After March 2024 we have complete tracking of slides. Previous data are just for documentation purposes. Previous to March 2024 the PACS and scanner data only have incremental slide ids. So it will not be possible to track the slides and also the cases.
Also consider that we will group the slide data per case id (erisim numarasi) and then find the minimum and maximum times. For a case to be ready to be signed out we need all slides to be ready. That is why we will need maximum time. To find the durations we need their diferences.
there may be some errors in the data. the typical workflow should not have negative times. the flow should be lab -> scanner -> pacs.

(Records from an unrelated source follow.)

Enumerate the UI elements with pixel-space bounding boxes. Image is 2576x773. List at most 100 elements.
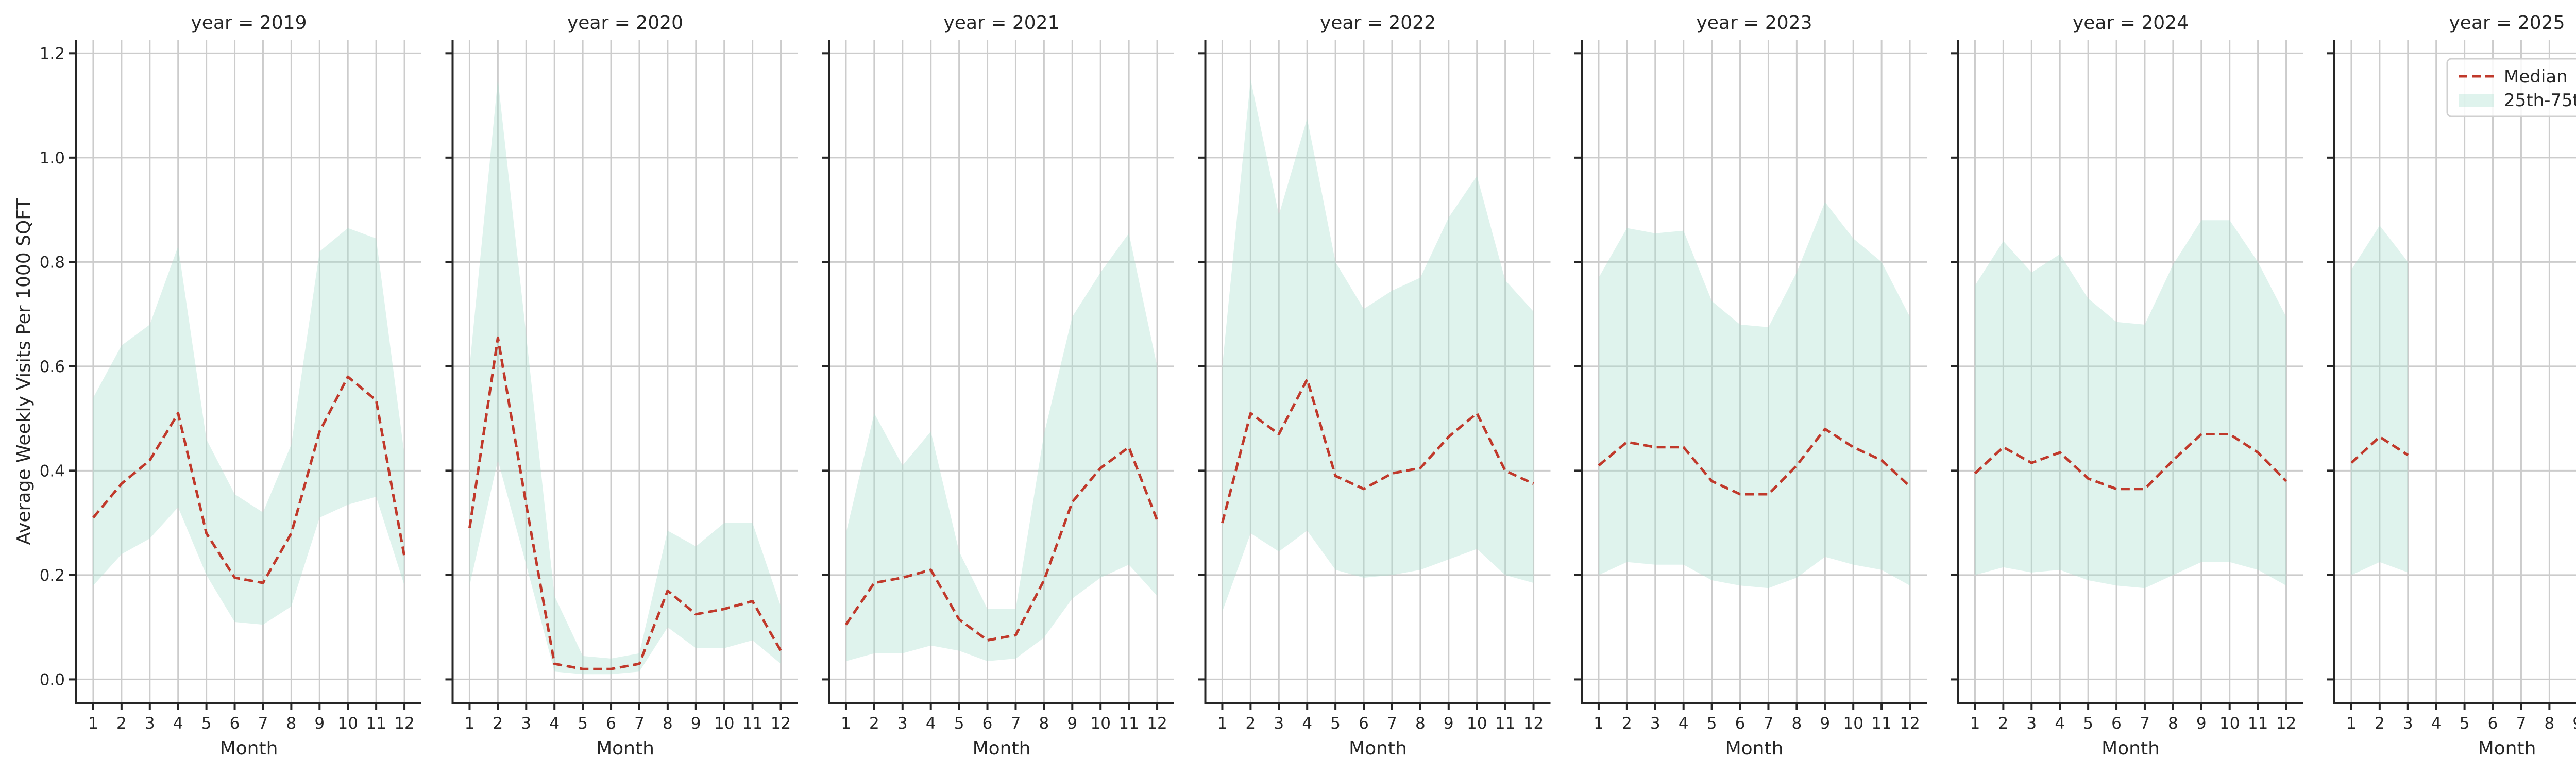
x-tick-label: 11 <box>1495 714 1515 733</box>
x-tick-label: 3 <box>1650 714 1660 733</box>
x-tick-label: 11 <box>742 714 762 733</box>
x-tick-label: 6 <box>230 714 240 733</box>
x-tick-label: 2 <box>1246 714 1256 733</box>
x-tick-label: 10 <box>1467 714 1487 733</box>
facet-panel-2019: 0.00.20.40.60.81.01.21 2 3 4 5 6 7 8 9 10 11 12Mont… <box>40 12 421 759</box>
median-line-2024 <box>1974 433 2287 491</box>
x-tick-label: 5 <box>1330 714 1341 733</box>
x-tick-label: 4 <box>173 714 183 733</box>
x-tick-label: 11 <box>1118 714 1139 733</box>
x-tick-label: 12 <box>2276 714 2296 733</box>
x-axis-label: Month <box>2102 738 2160 759</box>
y-axis-label: Average Weekly Visits Per 1000 SQFT <box>13 198 35 545</box>
x-tick-label: 7 <box>1387 714 1397 733</box>
x-tick-label: 5 <box>1707 714 1717 733</box>
x-tick-label: 6 <box>2488 714 2498 733</box>
x-tick-label: 4 <box>926 714 936 733</box>
panel-title: year = 2021 <box>944 12 1060 33</box>
x-tick-label: 2 <box>1622 714 1632 733</box>
y-axis-label-layer: Average Weekly Visits Per 1000 SQFT <box>13 198 35 545</box>
x-tick-label: 8 <box>2545 714 2555 733</box>
x-tick-label: 12 <box>1147 714 1167 733</box>
panel-title: year = 2025 <box>2449 12 2565 33</box>
legend: Median 25th-75th Percentile <box>2446 58 2576 117</box>
x-tick-label: 7 <box>634 714 645 733</box>
x-tick-label: 3 <box>2403 714 2413 733</box>
percentile-band-2022 <box>1222 79 1534 612</box>
x-tick-label: 10 <box>2219 714 2240 733</box>
median-line-2025 <box>2350 435 2409 464</box>
x-tick-label: 1 <box>465 714 475 733</box>
x-tick-label: 3 <box>1274 714 1284 733</box>
x-tick-label: 10 <box>1090 714 1110 733</box>
y-tick-label: 1.0 <box>40 149 65 167</box>
legend-band-label: 25th-75th Percentile <box>2504 90 2576 111</box>
x-tick-label: 1 <box>1217 714 1228 733</box>
x-tick-label: 1 <box>2346 714 2357 733</box>
y-tick-label: 0.0 <box>40 670 65 689</box>
median-line-2021 <box>844 446 1159 642</box>
x-tick-label: 2 <box>116 714 127 733</box>
x-tick-label: 9 <box>1820 714 1830 733</box>
x-tick-label: 2 <box>869 714 879 733</box>
x-tick-label: 11 <box>2248 714 2268 733</box>
median-line-2022 <box>1221 378 1534 524</box>
panel-title: year = 2023 <box>1697 12 1812 33</box>
x-axis-label: Month <box>1725 738 1784 759</box>
x-tick-label: 8 <box>286 714 297 733</box>
panel-title: year = 2019 <box>191 12 307 33</box>
x-tick-label: 9 <box>2572 714 2576 733</box>
x-tick-label: 8 <box>2168 714 2178 733</box>
median-line-2020 <box>468 336 782 670</box>
y-tick-label: 0.8 <box>40 253 65 272</box>
y-tick-label: 0.6 <box>40 358 65 376</box>
median-line-2023 <box>1598 427 1911 496</box>
x-tick-label: 9 <box>691 714 701 733</box>
x-tick-label: 4 <box>1302 714 1312 733</box>
x-tick-label: 10 <box>337 714 358 733</box>
x-tick-label: 7 <box>2516 714 2527 733</box>
x-tick-label: 6 <box>1359 714 1369 733</box>
x-axis-label: Month <box>220 738 278 759</box>
x-tick-label: 8 <box>1039 714 1049 733</box>
x-tick-label: 4 <box>2431 714 2442 733</box>
percentile-band-2019 <box>93 228 404 625</box>
legend-median-label: Median <box>2504 66 2568 87</box>
x-tick-label: 3 <box>521 714 531 733</box>
panel-title: year = 2022 <box>1320 12 1436 33</box>
x-tick-label: 8 <box>1792 714 1802 733</box>
x-tick-label: 9 <box>2196 714 2207 733</box>
x-tick-label: 7 <box>2140 714 2150 733</box>
x-tick-label: 5 <box>2083 714 2093 733</box>
x-tick-label: 9 <box>1067 714 1077 733</box>
x-axis-label: Month <box>1349 738 1407 759</box>
x-tick-label: 9 <box>1444 714 1454 733</box>
x-tick-label: 2 <box>493 714 503 733</box>
x-tick-label: 3 <box>2026 714 2037 733</box>
x-tick-label: 3 <box>145 714 155 733</box>
x-tick-label: 4 <box>2055 714 2065 733</box>
x-tick-label: 1 <box>1970 714 1980 733</box>
x-tick-label: 10 <box>714 714 734 733</box>
x-tick-label: 6 <box>982 714 993 733</box>
percentile-band-2020 <box>469 79 781 675</box>
x-tick-label: 8 <box>663 714 673 733</box>
x-tick-label: 12 <box>1523 714 1544 733</box>
x-tick-label: 4 <box>1679 714 1689 733</box>
x-tick-label: 1 <box>1594 714 1604 733</box>
x-tick-label: 11 <box>366 714 386 733</box>
x-tick-label: 7 <box>258 714 268 733</box>
x-tick-label: 12 <box>1900 714 1920 733</box>
median-line-2019 <box>92 375 406 584</box>
x-tick-label: 7 <box>1764 714 1774 733</box>
x-tick-label: 5 <box>2460 714 2470 733</box>
x-tick-label: 5 <box>578 714 588 733</box>
x-tick-label: 2 <box>2375 714 2385 733</box>
y-tick-label: 0.4 <box>40 462 65 480</box>
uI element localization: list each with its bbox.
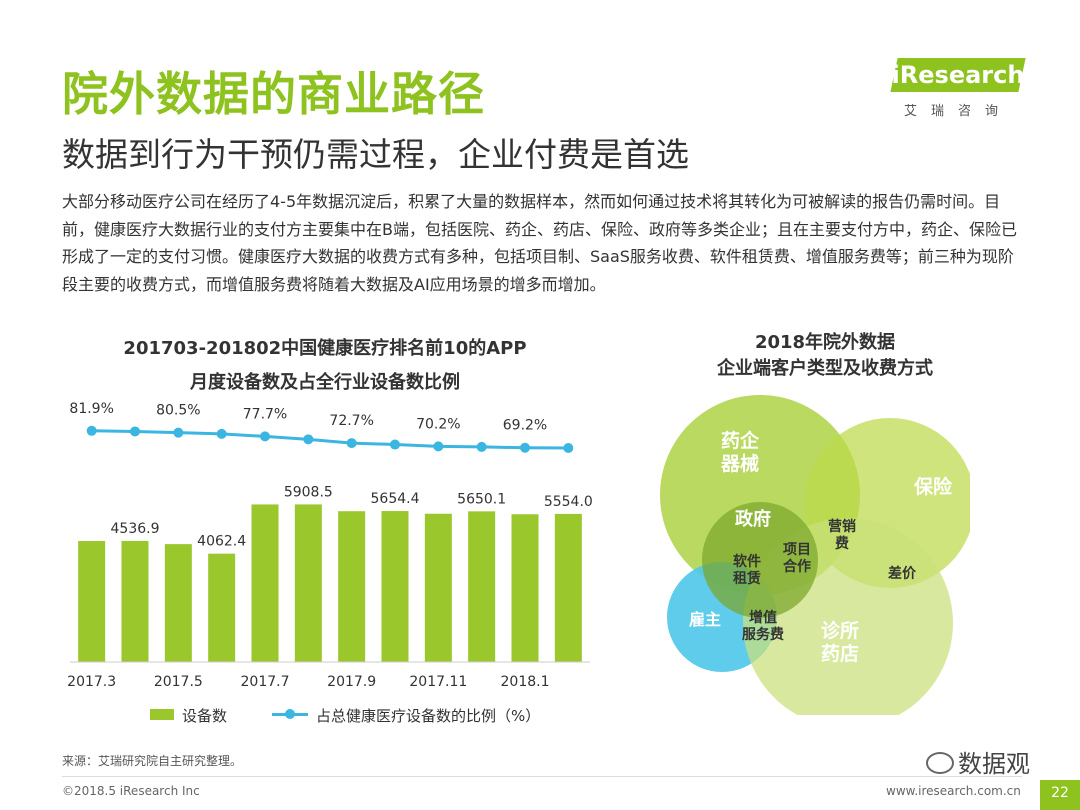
venn-label-line: 软件 (733, 553, 761, 570)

- but maybe a slide is forgotten and scanned later etc. Also there will be immunohistochemistry slides that are scanned 3-4 days after accession. These are not what we are after. Because they come after the pathologists evaluation. So for time intervals we will focus on HE slides only. HE is the hematoxylene&eosine abbreviation. it will be also safe to think that after acession the cases are scanned within next 24 hours. Later than that may mean laboratory downtime.
- Exclusion Criteria:
  - Turnaround Time Analysis: To strictly focus on the initial scanning time of routine diagnostic slides, we exclude all non-routine samples. This includes Immunohistochemistry (IHC), Histochemistry (Special Stains), Recuts (coded as YK, DYK, SK, SSK), Additional samples (YP), and Cytology (PAP). We achieve this by filtering the dataset to include only slides with staining labeled as “HE”, “H&E”, or where the staining information is missing (empty). A user-editable stain mapping lives in config/stain_mapping.csv to correct or expand groupings without touching code.
  - Rescan Analysis: For the analysis of rescan rates, we include Recuts and Additional pieces as part of the “Routine HE” category, as these represent valid scanning events in the routine workflow. Only Ancillary tests (IHC, Histochemistry) are categorized separately.
Also highlight potential downtime detections. where a scanner is stopped and many cases will have delays.
the lab does not work on Sundays. So we will not expect any staining to be done on Sundays.
We have 2 Leica AT2 scanner and 2 GT450 scanner. Slides coming from each scanner is evident in PACS data. there are some other scanners as well. Using this data evaluate how well are we using these machines? their downtime, their effective use
Keep raw data, we can refer them later on. make all the work reproducible. do not use hardcoded data. generate all output from given data.
before merging, save lab, scanner, and pacs data separately as interim data files. we may need them later on.
Analyse lab, scanner, and pacs data separately.
Not all logs are complete so do not drop cases or slides with missing logs.